Since then the constitution has been applied unevenly. China is, after all, an authoritarian one-party state with a deplorable human rights record. Tibetan Buddhism, for instance, is still not recognised; the Falun Gong (a spiritual, non-political movement) has been banned completely, its members imprisoned – and according to some sources – used to bolster China’s transplant market.
Even Christianity has felt the heat. Human Rights Watch reports that in 2013, authorities removed 150 crosses from churches in the Zhejiang province, and that China has not responded to Pope Francis’ wish to normalise relations.
For the Uyghurs, it has been a battle for survival under extremely repressive conditions. The Hui, on the other hand, who are more of a merchant class, have assimilated fairly successfully into the broader, Han-dominated society.
Unlike the Uyghurs, the Hui are free to wear the hijab, to grow beards, to fast in Ramadan, to construct mosques and to attend mass ‘Eid prayers. The Hui, who speak Chinese, are by definition Chinese and Muslim – whilst the Uyghurs who have their own Turkic language, do not see themselves the same way.
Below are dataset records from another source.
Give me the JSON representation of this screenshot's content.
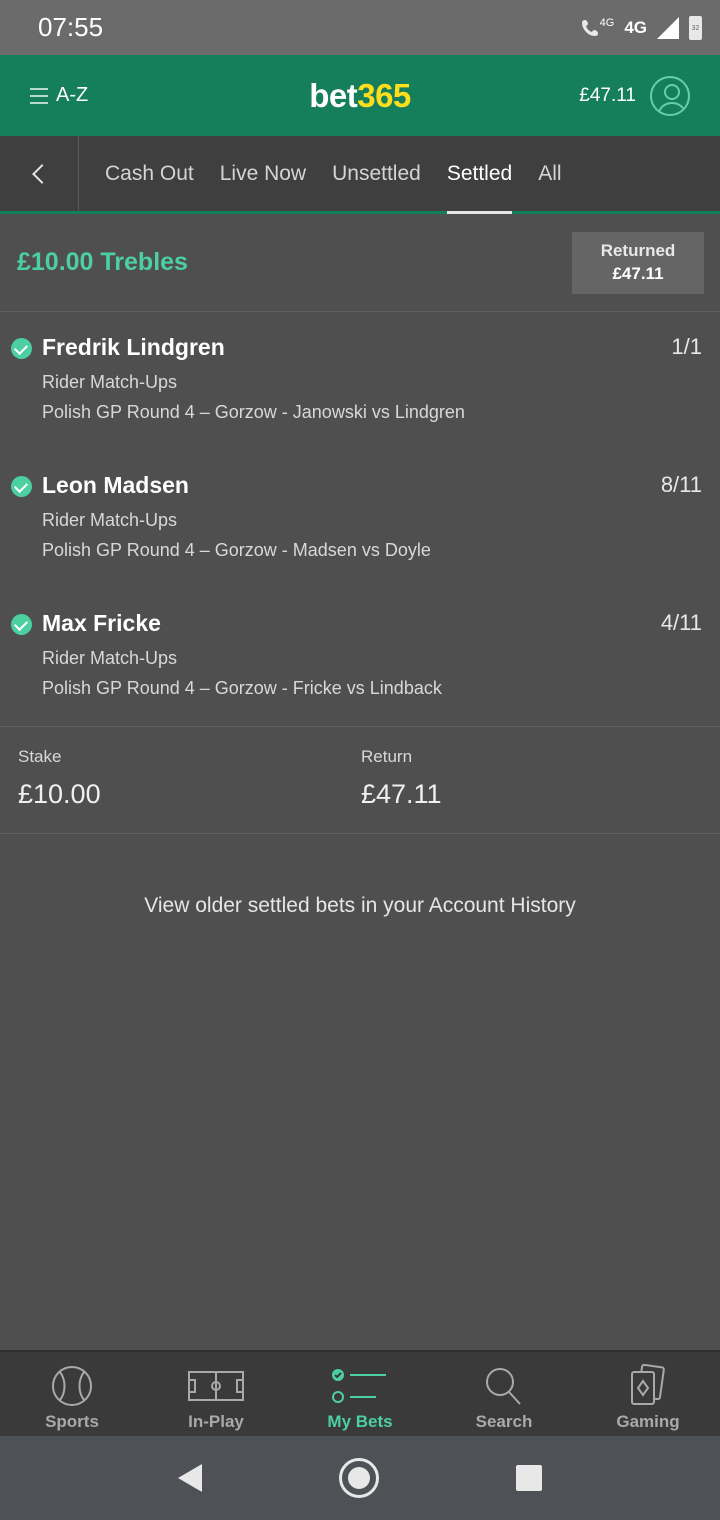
{
  "status": {
    "time": "07:55",
    "net": "4G",
    "net_small": "4G",
    "battery": "32"
  },
  "header": {
    "menu_label": "A-Z",
    "logo_white": "bet",
    "logo_yellow": "365",
    "balance": "£47.11"
  },
  "tabs": [
    {
      "label": "Cash Out"
    },
    {
      "label": "Live Now"
    },
    {
      "label": "Unsettled"
    },
    {
      "label": "Settled",
      "active": true
    },
    {
      "label": "All"
    }
  ],
  "bet": {
    "title": "£10.00 Trebles",
    "returned_label": "Returned",
    "returned_value": "£47.11",
    "selections": [
      {
        "name": "Fredrik Lindgren",
        "odds": "1/1",
        "market": "Rider Match-Ups",
        "event": "Polish GP Round 4 – Gorzow - Janowski vs Lindgren"
      },
      {
        "name": "Leon Madsen",
        "odds": "8/11",
        "market": "Rider Match-Ups",
        "event": "Polish GP Round 4 – Gorzow - Madsen vs Doyle"
      },
      {
        "name": "Max Fricke",
        "odds": "4/11",
        "market": "Rider Match-Ups",
        "event": "Polish GP Round 4 – Gorzow - Fricke vs Lindback"
      }
    ],
    "stake_label": "Stake",
    "stake_value": "£10.00",
    "return_label": "Return",
    "return_value": "£47.11"
  },
  "history_link": "View older settled bets in your Account History",
  "bottom_nav": [
    {
      "label": "Sports",
      "icon": "ball-icon"
    },
    {
      "label": "In-Play",
      "icon": "pitch-icon"
    },
    {
      "label": "My Bets",
      "icon": "bets-list-icon",
      "active": true
    },
    {
      "label": "Search",
      "icon": "search-icon"
    },
    {
      "label": "Gaming",
      "icon": "cards-icon"
    }
  ],
  "colors": {
    "brand_green": "#157f5c",
    "accent_green": "#4ccfa1",
    "logo_yellow": "#ffdf1b"
  }
}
They are Uyghurs and Muslim, not Chinese and Uyghur. This is what alarms Beijing so much – Uyghur notions of ethnic and national separatism.
The Chinese government’s response has been to squash any notion of Uyghur identity, or thoughts of an East Turkmenistan. For not only have they flooded the Xinjiang region with Han migrations (thus creating ethnic tensions), but they’ve also adopted the expedient excuse of using the “War on Terror” to crush the cultural marrow out of Uyghur bones.
It’s a political game, first and foremost, although (as we’ve said) Beijing conveniently hides behind the skirts of Islamic terror. The point is if the Uyghurs were Christian or Buddhist, they would probably be treated in exactly the same way. But that does not diminish the abuse of human rights in Xinjiang where long beards have been banned, as have veils, hijabs, and t-shirts with the Islamic crescent moon and star – and where during the month of Ramadan, fasting is banned for state employees.
The nature of the Beijing’s Uyghur crackdown – which was intensified in 2014 – is draconian in the extreme. Late last year the academic Ilham Tohti was jailed for life on the ill-defined charge of “separatism”.
Amnesty International described his trial and sentence as an “affront to justice”, adding that before the trial he’d been tortured, denied food for 10 days and shackled for nearly three weeks. In addition, his legal team had been denied access to him for six months, his first legal representative being pressured to step down.
Tohti, a peace activist, had been campaigning for better relations between the Uyghur population in Xinjiang and the ruling Han. He had started the website Uyghur Online and had written extensively on human rights, daring to criticise Beijing.
It is sad, if not ironic, that nobody in the Muslim community – let alone the broader one – knows who Ilham Tohti is. Well, let’s say it: Ilham Tohti is a prisoner of conscience. Ilham Tohti might have been caged by the Chinese oligarchs for now, but if we have any sense of justice, he will not be forgotten.